Simple 3D scenes

You will be creating 2D images from 3D scenes. In order to create the image, the scene must be viewed from some location. So, there are three major components in 3D graphics: a 3D model, a virtual camera position, and the output 2D image.


Large 3D scenes often have thousands of models and many cameras and must be managed in complex hierarchies. We will start with simple scenes using only vertices and triangles. While any kind of shape can be rendered to a 2D image, triangles in that they are the simplest bounded 3D object. Many shapes can be approximated with a large number of triangles.

Triangles are the bounded region contained within three vertices. These are often 3D vertices, but could be 2D for 2D scenes. Often, vertices are stored in a large array, with each vertex having a unique ID. Triangles can then be formed by referring to these IDs.

For example, a 2D square with area of 4 and centered at the origin could be built from two triangles and four vertices. Each vertex has a unique ID:

vertex ID value
0 -1, -1
1 1, -1
2 1, 1
2 -1, 1

The two triangles could then be built from these vertices:

triangle ID value
0 0, 1, 2
1 0, 2, 3


Most cameras are very complicated internally, requiring many lenses and complex focusing algorithms to function correctly. These lenses are difficult to simulate, so we will use a simpler model: the pinhole camera.
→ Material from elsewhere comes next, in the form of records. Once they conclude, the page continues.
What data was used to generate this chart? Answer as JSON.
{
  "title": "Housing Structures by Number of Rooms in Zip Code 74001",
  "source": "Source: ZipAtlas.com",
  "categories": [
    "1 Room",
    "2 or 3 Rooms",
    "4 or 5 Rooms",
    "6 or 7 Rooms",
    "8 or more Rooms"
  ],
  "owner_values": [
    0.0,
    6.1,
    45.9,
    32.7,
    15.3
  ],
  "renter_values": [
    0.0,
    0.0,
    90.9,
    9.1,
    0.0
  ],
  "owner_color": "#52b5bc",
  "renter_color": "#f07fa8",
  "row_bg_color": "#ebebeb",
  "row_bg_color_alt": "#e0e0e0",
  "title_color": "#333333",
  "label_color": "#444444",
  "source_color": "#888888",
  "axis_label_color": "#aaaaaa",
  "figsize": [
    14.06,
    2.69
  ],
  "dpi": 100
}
Pinhole cameras are closed boxes with film on one side and a small hole on the opposite side. Light enters through the hole and projects on the film. The field of view is the solid angle of the scene that is visible to the camera. In a pinhole camera the FOV is constrained by the size of the film surface and the distance between the film and pinhole.

Rendering pipeline

The camera projects the scene on to a recording surface. In graphics, this recording surface is the output 2D image. In order to create the 2D image, the 3D scene needs to be projected to 2D. This process involves several projection transforms: one to the camera view, one to account for perspective, another to prepare for 2D projection, and the final 2D projection.

We'll look at the transforms in the future. The goal of all of this is to produce a 2D output image.